The CHD review is the latest attempt to reshape congenital heart surgery, after the report into the Bristol heart scandal in 2001 highlighted shortages of key surgeons and nurses, and a lack of leadership, teamwork and accountability.
NHS England developed 13 standards for the services, including at least four surgeons carrying out at least 125 operations a year by 2021 and paediatric specialties co-located alongside CHD services by 2019.
“Level one” centres would be set up to carry out the most complex surgery. These would be: Alder Hey Children’s Hospital FT and Liverpool Heart and Chest Hospital FT; Birmingham Children’s Hospital FT and University Hospitals Birmingham FT; Great Ormond Street Hospital for Children FT and Barts Health Trust; Guy’s and St Thomas’ FT; Leeds Teaching Hospitals; Newcastle Hospitals FT; University Hospitals Bristol FT; and University Hospital Southampton FT.

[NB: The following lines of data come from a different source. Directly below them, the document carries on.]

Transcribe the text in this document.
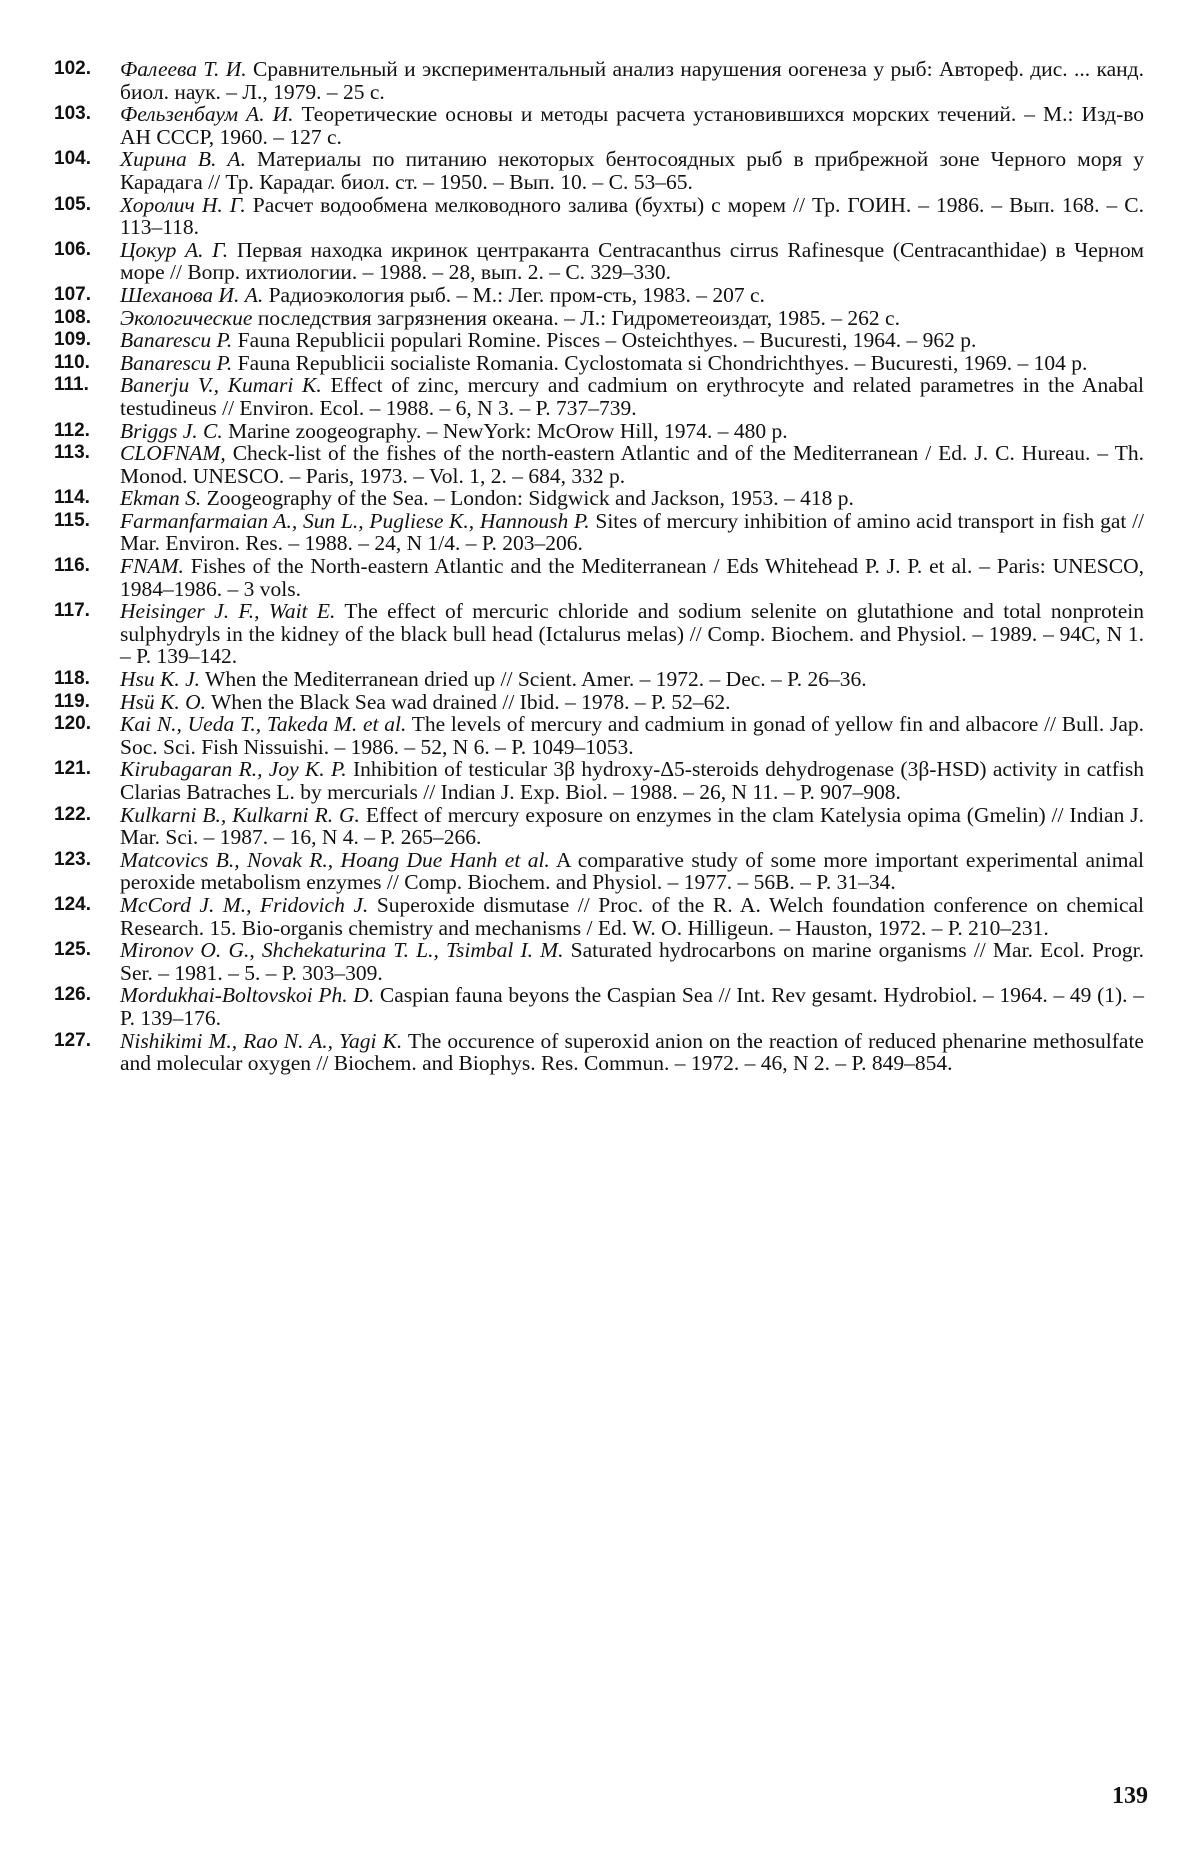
102.	Фалеева Т. И. Сравнительный и экспериментальный анализ нарушения оогенеза у рыб: Автореф. дис. ... канд. биол. наук. – Л., 1979. – 25 с.
103.	Фельзенбаум А. И. Теоретические основы и методы расчета установившихся морских течений. – М.: Изд-во АН СССР, 1960. – 127 с.
104.	Хирина В. А. Материалы по питанию некоторых бентосоядных рыб в прибрежной зоне Черного моря у Карадага // Тр. Карадаг. биол. ст. – 1950. – Вып. 10. – С. 53–65.
105.	Хоролич Н. Г. Расчет водообмена мелководного залива (бухты) с морем // Тр. ГОИН. – 1986. – Вып. 168. – С. 113–118.
106.	Цокур А. Г. Первая находка икринок центраканта Centracanthus cirrus Rafinesque (Centracanthidae) в Черном море // Вопр. ихтиологии. – 1988. – 28, вып. 2. – С. 329–330.
107.	Шеханова И. А. Радиоэкология рыб. – М.: Лег. пром-сть, 1983. – 207 с.
108.	Экологические последствия загрязнения океана. – Л.: Гидрометеоиздат, 1985. – 262 с.
109.	Banarescu P. Fauna Republicii populari Romine. Pisces – Osteichthyes. – Bucuresti, 1964. – 962 p.
110.	Banarescu P. Fauna Republicii socialiste Romania. Cyclostomata si Chondrichthyes. – Bucuresti, 1969. – 104 p.
111.	Banerju V., Kumari K. Effect of zinc, mercury and cadmium on erythrocyte and related parametres in the Anabal testudineus // Environ. Ecol. – 1988. – 6, N 3. – P. 737–739.
112.	Briggs J. C. Marine zoogeography. – NewYork: McOrow Hill, 1974. – 480 p.
113.	CLOFNAM, Check-list of the fishes of the north-eastern Atlantic and of the Mediterranean / Ed. J. C. Hureau. – Th. Monod. UNESCO. – Paris, 1973. – Vol. 1, 2. – 684, 332 p.
114.	Ekman S. Zoogeography of the Sea. – London: Sidgwick and Jackson, 1953. – 418 p.
115.	Farmanfarmaian A., Sun L., Pugliese K., Hannoush P. Sites of mercury inhibition of amino acid transport in fish gat // Mar. Environ. Res. – 1988. – 24, N 1/4. – P. 203–206.
116.	FNAM. Fishes of the North-eastern Atlantic and the Mediterranean / Eds Whitehead P. J. P. et al. – Paris: UNESCO, 1984–1986. – 3 vols.
117.	Heisinger J. F., Wait E. The effect of mercuric chloride and sodium selenite on glutathione and total nonprotein sulphydryls in the kidney of the black bull head (Ictalurus melas) // Comp. Biochem. and Physiol. – 1989. – 94C, N 1. – P. 139–142.
118.	Hsu K. J. When the Mediterranean dried up // Scient. Amer. – 1972. – Dec. – P. 26–36.
119.	Hsü K. O. When the Black Sea wad drained // Ibid. – 1978. – P. 52–62.
120.	Kai N., Ueda T., Takeda M. et al. The levels of mercury and cadmium in gonad of yellow fin and albacore // Bull. Jap. Soc. Sci. Fish Nissuishi. – 1986. – 52, N 6. – P. 1049–1053.
121.	Kirubagaran R., Joy K. P. Inhibition of testicular 3β hydroxy-Δ5-steroids dehydrogenase (3β-HSD) activity in catfish Clarias Batraches L. by mercurials // Indian J. Exp. Biol. – 1988. – 26, N 11. – P. 907–908.
122.	Kulkarni B., Kulkarni R. G. Effect of mercury exposure on enzymes in the clam Katelysia opima (Gmelin) // Indian J. Mar. Sci. – 1987. – 16, N 4. – P. 265–266.
123.	Matcovics B., Novak R., Hoang Due Hanh et al. A comparative study of some more important experimental animal peroxide metabolism enzymes // Comp. Biochem. and Physiol. – 1977. – 56B. – P. 31–34.
124.	McCord J. M., Fridovich J. Superoxide dismutase // Proc. of the R. A. Welch foundation conference on chemical Research. 15. Bio-organis chemistry and mechanisms / Ed. W. O. Hilligeun. – Hauston, 1972. – P. 210–231.
125.	Mironov O. G., Shchekaturina T. L., Tsimbal I. M. Saturated hydrocarbons on marine organisms // Mar. Ecol. Progr. Ser. – 1981. – 5. – P. 303–309.
126.	Mordukhai-Boltovskoi Ph. D. Caspian fauna beyons the Caspian Sea // Int. Rev gesamt. Hydrobiol. – 1964. – 49 (1). – P. 139–176.
127.	Nishikimi M., Rao N. A., Yagi K. The occurence of superoxid anion on the reaction of reduced phenarine methosulfate and molecular oxygen // Biochem. and Biophys. Res. Commun. – 1972. – 46, N 2. – P. 849–854.
139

NHS England was expected to make its decision last week after acting director John Stewart advised the specialised commissioning team to “do everything possible” to present its final recommendations to the board.
The final report on the consultation, which was delayed by the general election, is now expected in November.
However, NHS England faces the threat of legal action even if recommendations to close services are accepted.
If the decision is referred to the Independent Review Panel and it does not rule in Leicester’s favour, the trust is likely to support any future legal action.
HSJ has been told that while the trust does not consider legal action to be in the best interests of patients or the wider NHS and is not “high on the list”, the trust would “never rule it out”.
More than 90 per cent of Leicester’s specialist CHD staff said they would not relocate to Birmingham, meaning they would be lost to the specialism if the initial recommendations remain unchanged and the service is lost.